La verdad: no hace falta. El espíritu es algo individual y no precisa de multitudes. A veces, la espiritualidad se encuentra en un poema, que es, al fin y al cabo, la destilación de la belleza de lo vivido. En Semana Santa, si efectivamente queremos disfrutar de unos días distintos, más bien hace falta huir de las multitudes, incluso de las multitudes de dos. Se trata de buscar en las palabras el consuelo de aquellas pequeñas sensaciones que iban carcomiendo nuestra conciencia y que, por fin, hemos logrado identificar. El ser humano tiene una insistente tendencia a la antropomorfización de lo que le rodea. De ahí que pensemos que los animales piensan. De ahí que lloremos la muerte de una planta o que ofrezcamos conciertos de Bach a las gardenias. Pero el supremo gesto que nos eleva por encima de las bestias no es el pensamiento, sino la posibilidad de ir a buscar nuestro espacio de soledad voluntaria. Siendo sociales, seremos individuales. Siendo pragmáticos, seremos quiméricos. Siendo artífices de la razón, nos dejaremos llevar por el espíritu.

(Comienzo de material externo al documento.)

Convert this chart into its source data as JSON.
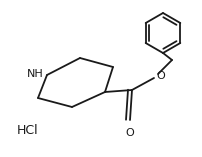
{
  "background_color": "#ffffff",
  "line_color": "#1a1a1a",
  "line_width": 1.3,
  "font_size": 8,
  "label_color": "#1a1a1a",
  "figsize": [
    2.03,
    1.57
  ],
  "dpi": 100,
  "hcl_text": "HCl",
  "nh_text": "NH",
  "o_text": "O"
}
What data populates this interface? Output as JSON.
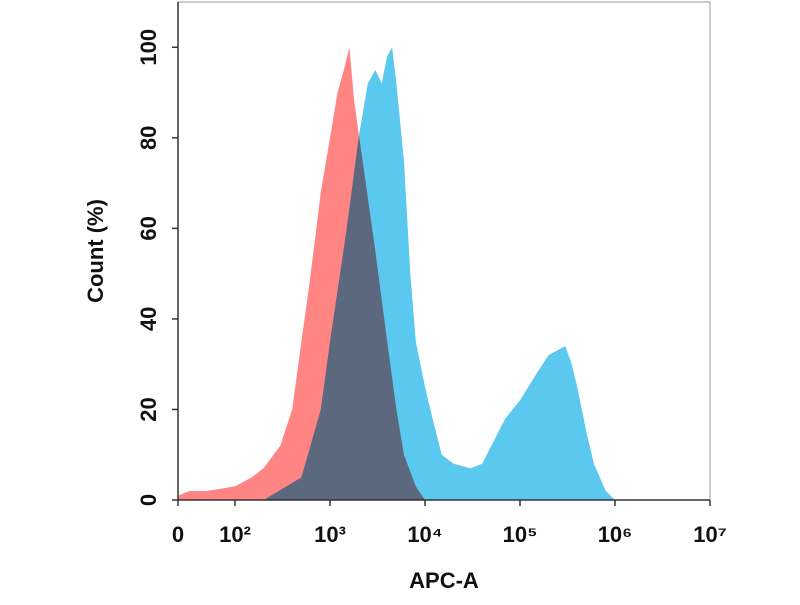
{
  "chart_data": {
    "type": "area",
    "xlabel": "APC-A",
    "ylabel": "Count  (%)",
    "xscale": "biexponential",
    "xlim": [
      0,
      10000000
    ],
    "xticks": [
      0,
      {
        "value": 100,
        "label": "10²"
      },
      {
        "value": 1000,
        "label": "10³"
      },
      {
        "value": 10000,
        "label": "10⁴"
      },
      {
        "value": 100000,
        "label": "10⁵"
      },
      {
        "value": 1000000,
        "label": "10⁶"
      },
      {
        "value": 10000000,
        "label": "10⁷"
      }
    ],
    "ylim": [
      0,
      110
    ],
    "yticks": [
      0,
      20,
      40,
      60,
      80,
      100
    ],
    "series": [
      {
        "color": "#5bc8ef",
        "x": [
          200,
          500,
          800,
          1000,
          1500,
          2000,
          2500,
          3000,
          3500,
          4000,
          4500,
          5000,
          6000,
          7000,
          8000,
          10000,
          12000,
          15000,
          20000,
          30000,
          40000,
          50000,
          70000,
          100000,
          150000,
          200000,
          300000,
          350000,
          400000,
          500000,
          600000,
          800000,
          1000000
        ],
        "values": [
          0,
          5,
          20,
          35,
          60,
          80,
          92,
          95,
          92,
          98,
          100,
          92,
          75,
          50,
          35,
          25,
          18,
          10,
          8,
          7,
          8,
          12,
          18,
          22,
          28,
          32,
          34,
          30,
          25,
          15,
          8,
          2,
          0
        ]
      },
      {
        "color": "#ff7070",
        "x": [
          0,
          20,
          50,
          100,
          150,
          200,
          300,
          400,
          500,
          600,
          700,
          800,
          1000,
          1200,
          1400,
          1600,
          1800,
          2200,
          3000,
          4000,
          5000,
          6000,
          8000,
          10000
        ],
        "values": [
          1,
          2,
          2,
          3,
          5,
          7,
          12,
          20,
          35,
          47,
          58,
          68,
          80,
          90,
          95,
          100,
          88,
          75,
          55,
          35,
          20,
          10,
          3,
          0
        ]
      }
    ]
  }
}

La Semana Santa para agnósticos no ha de servir para abominar de las mitras y de las Copes. Solo los necios cuando señalan la Luna miran el dedo. Son muchos los creyentes que están ejercitando una fe de bricolaje, esa fe que no entiende de manuales de instrucciones, sino que busca –con todas las dudas– la presencia del hombre en el mundo. Hundidos por las palabras de la crisis, estos días serían los días óptimos para pensar en aquellos que viven en la crisis permanente de la escasez y que todavía aspiran a que el sol salga por el horizonte del oriente.
Pese a todo, dudo que exista el agnóstico perfecto. Todo el mundo tiene una causa por la que luchar y una tentación por vencer. Que estos días en los que la tierra tiembla y las palabras nos confunden sean una manera de dar sentido a nuestra irrenunciable pasión por vivir.